G. At any time after funds are paid to DWP pursuant to Subsection C above, a tenant may apply to LAHD for a release of funds from the escrow account. LAHD shall review the application and, after notice and opportunity to be heard is given to the landlord, may order the release of funds from the escrow account where it has been demonstrated to the satisfaction of LAHD that such release is necessary to prevent a significant diminution of an essential service to the building, or is necessary for the correction of the deficiencies. Where specifically ordered by a court, LAHD shall order the release of funds from the escrow account.
SEC. 155.07. REMOVAL FROM REAP.

(Added by Ord. No. 171,884, Eff. 2/6/98.)

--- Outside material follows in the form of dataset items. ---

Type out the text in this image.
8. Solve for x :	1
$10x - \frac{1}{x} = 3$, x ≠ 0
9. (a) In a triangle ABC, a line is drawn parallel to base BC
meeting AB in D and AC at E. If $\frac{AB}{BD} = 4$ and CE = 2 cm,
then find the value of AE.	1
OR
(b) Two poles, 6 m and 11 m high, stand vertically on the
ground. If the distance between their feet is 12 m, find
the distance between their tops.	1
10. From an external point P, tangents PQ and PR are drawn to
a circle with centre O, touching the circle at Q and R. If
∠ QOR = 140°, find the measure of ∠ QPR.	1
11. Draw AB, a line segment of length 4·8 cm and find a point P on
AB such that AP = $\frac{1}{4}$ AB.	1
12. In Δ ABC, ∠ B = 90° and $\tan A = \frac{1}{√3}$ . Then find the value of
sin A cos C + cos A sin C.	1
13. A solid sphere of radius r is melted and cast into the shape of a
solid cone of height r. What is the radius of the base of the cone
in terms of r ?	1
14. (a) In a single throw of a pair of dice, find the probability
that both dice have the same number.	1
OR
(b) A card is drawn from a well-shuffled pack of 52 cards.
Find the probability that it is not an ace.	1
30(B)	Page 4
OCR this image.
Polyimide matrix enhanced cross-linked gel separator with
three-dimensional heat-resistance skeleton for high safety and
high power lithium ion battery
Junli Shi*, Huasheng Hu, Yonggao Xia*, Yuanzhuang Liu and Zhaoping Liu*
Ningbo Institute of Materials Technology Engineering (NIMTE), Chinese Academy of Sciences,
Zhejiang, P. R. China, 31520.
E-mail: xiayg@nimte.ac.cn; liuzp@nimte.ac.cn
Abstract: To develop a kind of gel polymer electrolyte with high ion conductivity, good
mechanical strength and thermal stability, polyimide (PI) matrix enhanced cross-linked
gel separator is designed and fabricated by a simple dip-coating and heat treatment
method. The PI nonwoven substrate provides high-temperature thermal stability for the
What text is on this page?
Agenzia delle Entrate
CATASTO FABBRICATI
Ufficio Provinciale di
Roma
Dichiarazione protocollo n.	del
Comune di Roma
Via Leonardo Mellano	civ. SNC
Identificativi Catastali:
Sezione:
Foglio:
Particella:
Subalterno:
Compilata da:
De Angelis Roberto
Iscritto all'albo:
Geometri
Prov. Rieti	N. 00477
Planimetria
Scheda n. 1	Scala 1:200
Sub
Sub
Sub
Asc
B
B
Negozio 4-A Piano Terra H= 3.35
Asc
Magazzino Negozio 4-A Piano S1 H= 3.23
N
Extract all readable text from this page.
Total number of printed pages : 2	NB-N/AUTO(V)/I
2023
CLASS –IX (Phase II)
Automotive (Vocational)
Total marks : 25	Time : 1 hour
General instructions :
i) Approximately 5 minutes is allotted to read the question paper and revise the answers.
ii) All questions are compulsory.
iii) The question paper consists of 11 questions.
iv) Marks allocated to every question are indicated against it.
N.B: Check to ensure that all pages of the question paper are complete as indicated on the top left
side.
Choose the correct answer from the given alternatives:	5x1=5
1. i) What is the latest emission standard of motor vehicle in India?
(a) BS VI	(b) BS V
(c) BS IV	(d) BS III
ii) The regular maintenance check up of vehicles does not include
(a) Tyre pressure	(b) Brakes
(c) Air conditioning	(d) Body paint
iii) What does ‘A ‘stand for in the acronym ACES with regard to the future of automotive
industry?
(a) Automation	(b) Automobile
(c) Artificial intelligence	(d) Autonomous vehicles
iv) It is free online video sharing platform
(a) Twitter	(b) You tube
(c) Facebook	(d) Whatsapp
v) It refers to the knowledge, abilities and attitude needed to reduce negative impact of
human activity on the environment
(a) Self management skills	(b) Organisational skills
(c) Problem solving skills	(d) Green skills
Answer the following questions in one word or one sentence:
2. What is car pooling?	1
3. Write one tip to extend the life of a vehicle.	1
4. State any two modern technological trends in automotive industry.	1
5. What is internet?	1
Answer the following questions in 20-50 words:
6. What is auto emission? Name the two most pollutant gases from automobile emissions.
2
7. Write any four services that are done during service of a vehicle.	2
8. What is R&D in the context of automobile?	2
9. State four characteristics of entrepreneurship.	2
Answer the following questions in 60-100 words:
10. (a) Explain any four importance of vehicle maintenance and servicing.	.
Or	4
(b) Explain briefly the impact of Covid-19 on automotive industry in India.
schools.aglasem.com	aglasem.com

A. LAHD shall administratively remove buildings from REAP if each of these findings can be made:

1. No delinquent DWP bills as reported to LAHD by DWP;

2. (Amended by Ord. No. 173,810, Eff. 4/16/01.) The building has not also been placed into REAP pursuant to Section 162.00 et seq.; and

3. The landlord(s) has complied with the unit registration requirements of the RSO.

B. Within ten days of LAHD removing the building from REAP, LAHD will make a demand to the Controller of the City of Los Angeles for the release of accumulated REAP funds to the landlord(s) subject to the provision of the landlord(s)’s Social Security Number or Tax Identification Number.

C. Tenants and all interested parties shall receive notification of the removal of the building from REAP. Tenants will be instructed to make rent payments to the landlord(s) for the next month’s rent payment due date.
SEC. 155.08. TENANT OUTREACH AND INFORMATION.

(Added by Ord. No. 171,884, Eff. 2/6/98.)

LAHD, DWP and organizations authorized by the City Council may contact tenants. During that contact, tenants shall be informed of the UMP/REAP and their right to forward rent payments into the escrow account for the maintenance of utility services, eviction protection rights, and rights for the release of escrow funds.
SEC. 155.09. UTILITY SHUT-OFF.

(Added by Ord. No. 171,884, Eff. 2/6/98.)

If REAP is unsuccessful in obtaining adequate tenant participation to maintain the utility service, DWP will be notified by LAHD. DWP shall consequently notify all interested parties of the termination of utility services in accordance with its utility termination procedures.